Por ello, los especialistas subrayan la necesidad de ampliar la investigación sobre cómo el sabor y la interacción con los receptores sensoriales pueden influir en funciones vitales.
Aplicaciones prácticas y recomendaciones

En cuanto a las aplicaciones prácticas, los expertos piden cautela. Osakabe puntualizó que, aunque estudios previos en humanos sugieren que los flavonoles del cacao podrían aportar beneficios cardiovasculares y cognitivos, la investigación básica permanece centrada en experimentos con animales, por lo que aún no puede recomendarse el consumo de alimentos ricos en flavonoles exclusivamente por sus efectos sensoriales.
El doctor Johnson Moon, neurólogo del Centro Médico Providence St. Jude en California, sostuvo en Fox News Digital: “No creo que la gente, incluida la mayoría de los médicos, sea consciente de que el sabor de una molécula o compuesto específico puede desencadenar rápidamente cambios importantes en el cerebro”.

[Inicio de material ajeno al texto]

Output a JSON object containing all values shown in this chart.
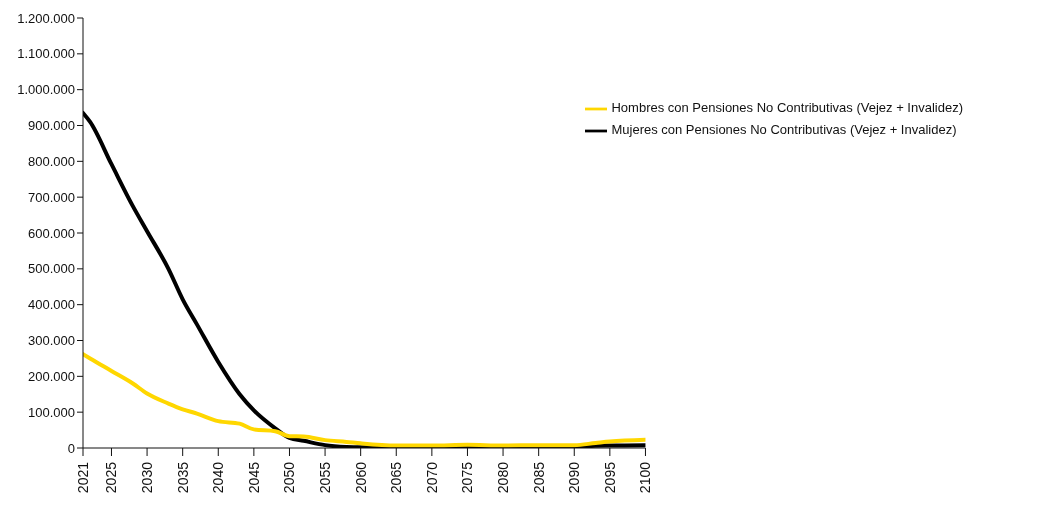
{
  "chart_data": {
    "type": "line",
    "x": [
      2021,
      2022,
      2025,
      2028,
      2030,
      2033,
      2035,
      2037,
      2040,
      2043,
      2045,
      2048,
      2050,
      2052,
      2055,
      2058,
      2060,
      2065,
      2070,
      2075,
      2080,
      2085,
      2090,
      2093,
      2095,
      2100
    ],
    "series": [
      {
        "name": "Mujeres con Pensiones No Contributivas (Vejez + Invalidez)",
        "color": "#000000",
        "values": [
          935000,
          910000,
          792000,
          675000,
          605000,
          500000,
          415000,
          345000,
          240000,
          150000,
          105000,
          55000,
          28000,
          20000,
          8000,
          3000,
          2000,
          3000,
          4000,
          4000,
          5000,
          5000,
          5000,
          6000,
          7000,
          8000
        ]
      },
      {
        "name": "Hombres con Pensiones No Contributivas (Vejez + Invalidez)",
        "color": "#ffd700",
        "values": [
          262000,
          250000,
          215000,
          180000,
          152000,
          124000,
          108000,
          96000,
          75000,
          68000,
          52000,
          47000,
          33000,
          32000,
          22000,
          17000,
          13000,
          7000,
          7000,
          9000,
          7000,
          8000,
          8000,
          14000,
          18000,
          23000
        ]
      }
    ],
    "xlim": [
      2021,
      2100
    ],
    "xticks": [
      2021,
      2025,
      2030,
      2035,
      2040,
      2045,
      2050,
      2055,
      2060,
      2065,
      2070,
      2075,
      2080,
      2085,
      2090,
      2095,
      2100
    ],
    "ylim": [
      0,
      1200000
    ],
    "yticks": [
      0,
      {
        "value": 100000,
        "label": "100.000"
      },
      {
        "value": 200000,
        "label": "200.000"
      },
      {
        "value": 300000,
        "label": "300.000"
      },
      {
        "value": 400000,
        "label": "400.000"
      },
      {
        "value": 500000,
        "label": "500.000"
      },
      {
        "value": 600000,
        "label": "600.000"
      },
      {
        "value": 700000,
        "label": "700.000"
      },
      {
        "value": 800000,
        "label": "800.000"
      },
      {
        "value": 900000,
        "label": "900.000"
      },
      {
        "value": 1000000,
        "label": "1.000.000"
      },
      {
        "value": 1100000,
        "label": "1.100.000"
      },
      {
        "value": 1200000,
        "label": "1.200.000"
      }
    ],
    "grid": false,
    "legend": "top right",
    "marker": "none",
    "line_style": "solid"
  }
}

Ambos especialistas coincidieron en la necesidad de realizar ensayos adicionales en humanos para esclarecer la magnitud de los beneficios. Moon recalcó la conveniencia de actuar con moderación antes de sugerir el consumo habitual de productos como el chocolate negro, debido principalmente a su aporte calórico y de azúcares, mientras que las grandes organizaciones sanitarias siguen recomendando la moderación en la ingesta de alcohol, incluido el vino tinto.
Estos resultados ofrecen una visión novedosa sobre el papel de la nutrición sensorial y podrían originar futuras líneas de investigación en la relación entre el sabor, la sensación y la salud cerebral. Próximos estudios determinarán si este mecanismo observado en animales puede trasladarse a humanos y si es posible diseñar alimentos que combinen experiencias sensoriales agradables con beneficios fisiológicos.
A la luz de estos avances, los expertos sugieren que una dieta con predominio de alimentos de origen vegetal como el cacao, los frutos rojos, el vino tinto, frutas y verduras puede favorecer la función cerebral y el bienestar general.